Graul-Neumann et al. (2008) described a boy with autosomal dominant severe cutis laxa, severe congenital pulmonary disease, which had not previously been reported in ADCL, and supravalvular pulmonary artery stenosis. He was the first child born to unrelated parents. Physical examination at birth revealed generalized loose skin, inguinal and umbilical hernias, and hypotonia. Immediately after birth, he developed respiratory distress syndrome characterized by repeated pneumothoraces and emphysema. At 7 months of age, he developed infantile spasms (308350). At 15 months, he was able to vocalize but could only sit with support. His father had a grade 1 aortic valvular insufficiency but did not show any signs of cutis laxa with normal elasticity and recoil of the skin. Electron microscopy of the proband's skin demonstrated only mild rarefication of elastic fibers (in contrast to most recessive cutis laxa types). No mutations were found in the FBLN4 (604633) or FBLN5 genes. A novel heterozygous splice site mutation in the ELN gene (130160.0019) was detected in the proband and his clinically healthy father. Graul-Neumann et al. (2008) concluded that the variable processing of an identically mutated gene (dominant-negative in the child and haploinsufficiency in the father) caused the highly variable clinical appearance of ADCL in this family.

Molecular Genetics

Zhang et al. (1997, 1999) and Tassabehji et al. (1998) independently described patients with autosomal dominant cutis laxa and mutations in the elastin gene (see 130160.0008-130160.0010).
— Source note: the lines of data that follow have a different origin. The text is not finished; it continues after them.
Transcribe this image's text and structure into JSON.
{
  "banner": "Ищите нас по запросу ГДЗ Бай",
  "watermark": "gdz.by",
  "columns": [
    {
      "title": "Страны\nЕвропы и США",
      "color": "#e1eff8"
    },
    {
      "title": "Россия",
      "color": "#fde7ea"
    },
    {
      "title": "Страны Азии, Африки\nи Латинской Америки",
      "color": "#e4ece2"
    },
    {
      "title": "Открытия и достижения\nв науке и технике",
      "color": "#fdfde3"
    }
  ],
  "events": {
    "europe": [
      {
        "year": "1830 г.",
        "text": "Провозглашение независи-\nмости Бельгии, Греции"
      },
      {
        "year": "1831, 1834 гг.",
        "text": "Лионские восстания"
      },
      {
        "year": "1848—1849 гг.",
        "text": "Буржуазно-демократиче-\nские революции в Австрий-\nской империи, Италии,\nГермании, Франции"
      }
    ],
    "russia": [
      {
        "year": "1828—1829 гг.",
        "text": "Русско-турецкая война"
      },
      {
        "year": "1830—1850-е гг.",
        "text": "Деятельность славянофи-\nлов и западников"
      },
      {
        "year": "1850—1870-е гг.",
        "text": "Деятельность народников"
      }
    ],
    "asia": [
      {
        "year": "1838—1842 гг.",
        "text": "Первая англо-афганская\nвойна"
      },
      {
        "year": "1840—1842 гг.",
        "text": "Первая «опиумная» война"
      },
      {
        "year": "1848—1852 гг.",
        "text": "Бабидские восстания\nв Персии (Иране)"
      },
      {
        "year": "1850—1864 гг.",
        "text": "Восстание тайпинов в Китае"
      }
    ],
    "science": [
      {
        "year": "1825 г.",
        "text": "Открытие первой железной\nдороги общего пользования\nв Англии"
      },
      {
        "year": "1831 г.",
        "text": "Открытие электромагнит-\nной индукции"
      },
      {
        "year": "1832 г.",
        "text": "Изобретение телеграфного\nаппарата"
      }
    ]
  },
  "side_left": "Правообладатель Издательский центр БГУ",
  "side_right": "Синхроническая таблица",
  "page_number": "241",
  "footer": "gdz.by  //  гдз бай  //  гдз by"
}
In the mother and daughter with cutis laxa and severe pulmonary disease described by Beighton (1972) and Corbett et al. (1994), Urban et al. (2005) identified no mutations in the elastin gene by direct sequencing, but detected an abnormal protein in cultured dermal fibroblasts using metabolic labeling and immunoprecipitation. Mutation and gene expression analyses established the presence of a complex tandem duplication in the elastin gene (130160.0016). Immunoprecipitation showed that the mutant tropoelastin was partially secreted and partially retained intracellularly; a polyclonal antibody raised against a unique peptide in the mutant molecule showed both intracellular and matrix staining. Urban et al. (2005) concluded that mutations in the elastin gene can cause cutis laxa associated with a severe pulmonary phenotype.

In affected members of a 3-generation family of Japanese and German ancestry and an unrelated Singaporean girl of Chinese descent with cutis laxa and aortic aneurysmal disease, Szabo et al. (2006) identified heterozygosity for a 25-bp deletion (130160.0017) and a 1-bp deletion (130160.0018) in the ELN gene, respectively.

History

Wiener (1925) reported dominant inheritance of cutis laxa, but Beighton (1972) concluded that the family reported by Wiener (1925) had the Ehlers-Danlos syndrome.